Как интересно наблюдать каскад эмоций на этой греко-татарской физиономии, обычно похожей на сухой камень. Наконец утверждается высокомерно-презрительная маска.
— Так ты ещё и мужеложец?
— Да брось ты. Строишь из себя монашку. Или ты не знаешь как Асадук твой развлекается? Каждые праздники перед хоромами кыпчаков твоих в Боголюбово отроки подходящего возраста толпой стоят — ждут кого из них нынче выберут да серебрушку заплатят. И да, это ж твоя родня по матери говорит: «женщины для продолжения рода, мальчики для наслаждений».
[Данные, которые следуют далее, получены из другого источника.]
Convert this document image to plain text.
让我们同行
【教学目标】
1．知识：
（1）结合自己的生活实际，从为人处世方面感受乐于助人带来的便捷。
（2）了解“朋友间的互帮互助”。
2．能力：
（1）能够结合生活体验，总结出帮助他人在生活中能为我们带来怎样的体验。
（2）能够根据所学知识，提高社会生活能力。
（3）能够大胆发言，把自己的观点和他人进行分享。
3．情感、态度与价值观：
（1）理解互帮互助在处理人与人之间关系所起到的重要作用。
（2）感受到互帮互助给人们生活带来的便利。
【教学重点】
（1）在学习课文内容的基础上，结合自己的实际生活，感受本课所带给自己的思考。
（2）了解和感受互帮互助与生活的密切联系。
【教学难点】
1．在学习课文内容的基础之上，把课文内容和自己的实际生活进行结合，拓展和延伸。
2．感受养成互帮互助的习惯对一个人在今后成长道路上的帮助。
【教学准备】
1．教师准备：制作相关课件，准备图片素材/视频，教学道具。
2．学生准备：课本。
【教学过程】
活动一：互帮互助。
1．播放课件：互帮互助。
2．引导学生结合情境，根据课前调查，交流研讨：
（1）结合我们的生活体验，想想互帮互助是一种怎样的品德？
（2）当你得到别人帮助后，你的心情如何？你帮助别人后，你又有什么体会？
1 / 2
Тут меня осенило и я озвучил внезапную догадку:
— Андрейша, да ведь ты и сам… а? Помолоду? Только не ври. А то меня тут так вывернет…
У Андрея нормальный гормональный баланс. Что отмечается и летописцами. «Смолоду любил с девками баловаться, но власти над умом своим никому не давал». Множество кыпчаков в окружении давало массу примеров. «С кем поведёшься — от того и наберёшься». А постоянные дальние походы, часто в самом тяжёлом для маршей варианте — легкокавалерийском, без обозов с «сударушками», побуждали. «Как все, так и мы». Чувство самосохранения воинов требовало не допускать спермотоксикоза командира. Так что, «лучшее из возможного» — всегда.
Андрей смерил меня взглядом, хмыкнул, фыркнул, чуть отвлёкся, видимо вспоминая подходящие эпизоды, и тут же убрал усмешку с лица, не позволяя себе и мне отвлечься от наиболее для него важного:
— Значит вы с ним… слюбились. И ты ныне будешь петь с его голоса. Что тебе этот… кукушонок накукует.
— Вообще-то наоборот. Я ведь его не только поял, но и гривну холопскую надел. Он — мой холоп. Добровольно, по своему выбору.